Leveraging Content Producer Networks and User Perception to Detect Online Discursive Communities

Online discussions are often characterized by strong behavioral asymmetries: a relatively small fraction of users actively produces content, while the majority primarily consumes and redistributes it. Here we propose a community-detection framework for online social networks that exploits this asymmetry by first identifying and clustering a set of leading users, and then extending the resulting labels to the broader user base. We introduce two complementary strategies to cluster leaders, one based on their mutual interactions and the other on audience overlap, both relying on entropy-based filtering to separate signal from noise. We evaluate the framework on three major Italian political debates on Twitter/X, using public figures--identified through the pre-2022 verification system--as leaders, and known affiliations of political actors as ground truth labels. Compared with standard baselines, the proposed approach yields more coherent and interpretable communities aligned with political structures, with the two variants respectively recovering parties and coalitions. Activity-based criteria for selecting leaders produce qualitatively similar but consistently weaker results, particularly at the coalition level. Overall, our findings show that creating statistically validated networks of publicly recognized figures, whose off-platform roles constrain and stabilize their online behavior, provide a strong basis to identify discursive communities on social media. Although developed for Twitter/X, the approach is conceptually general, as it leverages structural asymmetries common to many online platforms.

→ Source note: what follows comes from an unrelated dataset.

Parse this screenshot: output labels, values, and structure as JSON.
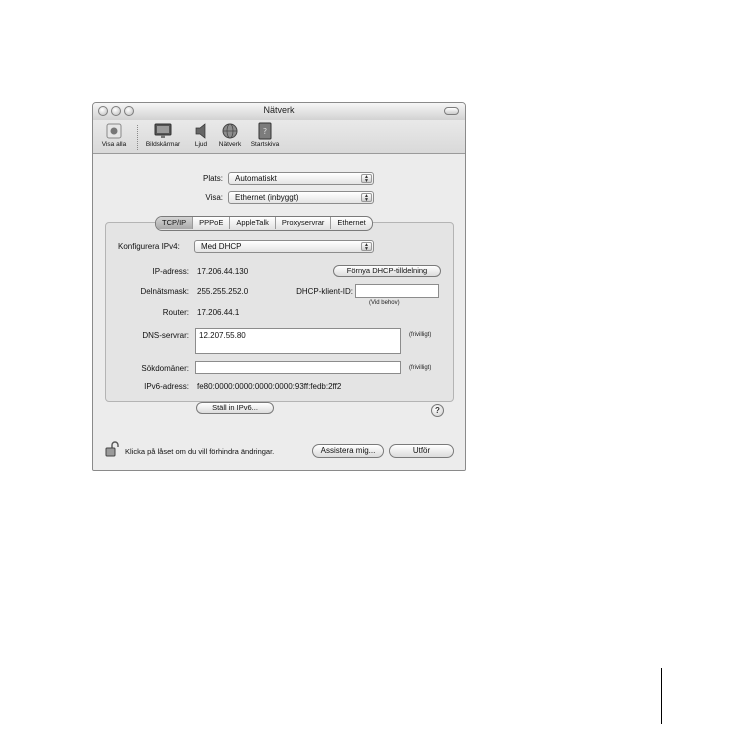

翻译：在线讨论常表现出显著的行为不对称性：相对少数用户主动生产内容，而大多数用户主要消费并传播这些内容。本文提出一种在线社交网络的社区检测框架，该框架通过首先识别并聚类一组引领用户，然后将所得标签扩展至更广泛的用户群体，从而利用这种不对称性。我们引入两种互补的策略来聚类引领者：一种基于引领者间的相互互动，另一种基于受众重叠度，两种策略均依赖基于熵的过滤方法来分离信号与噪声。我们在Twitter/X平台上三个重要的意大利政治辩论场景中评估该框架，使用通过2022年前验证系统识别的公众人物作为引领者，并以政治参与者的已知从属关系作为真实标签。与标准基线方法相比，所提出的方法能产生更连贯、可解释且与政治结构对齐的社区，其两种变体分别能识别出政党与联盟层面的结构。基于活跃度标准选择引领者会产生定性相似但持续较弱的结果，尤其在联盟层面。总体而言，我们的研究结果表明：通过构建经过统计验证的、具有公众认可度的个体网络——这些个体在平台外的角色约束并稳定了其在线行为——能为识别社交媒体上的话语社区提供坚实基础。尽管该方法针对Twitter/X平台开发，但其概念具有普适性，因为它利用了众多在线平台共有的结构不对称性。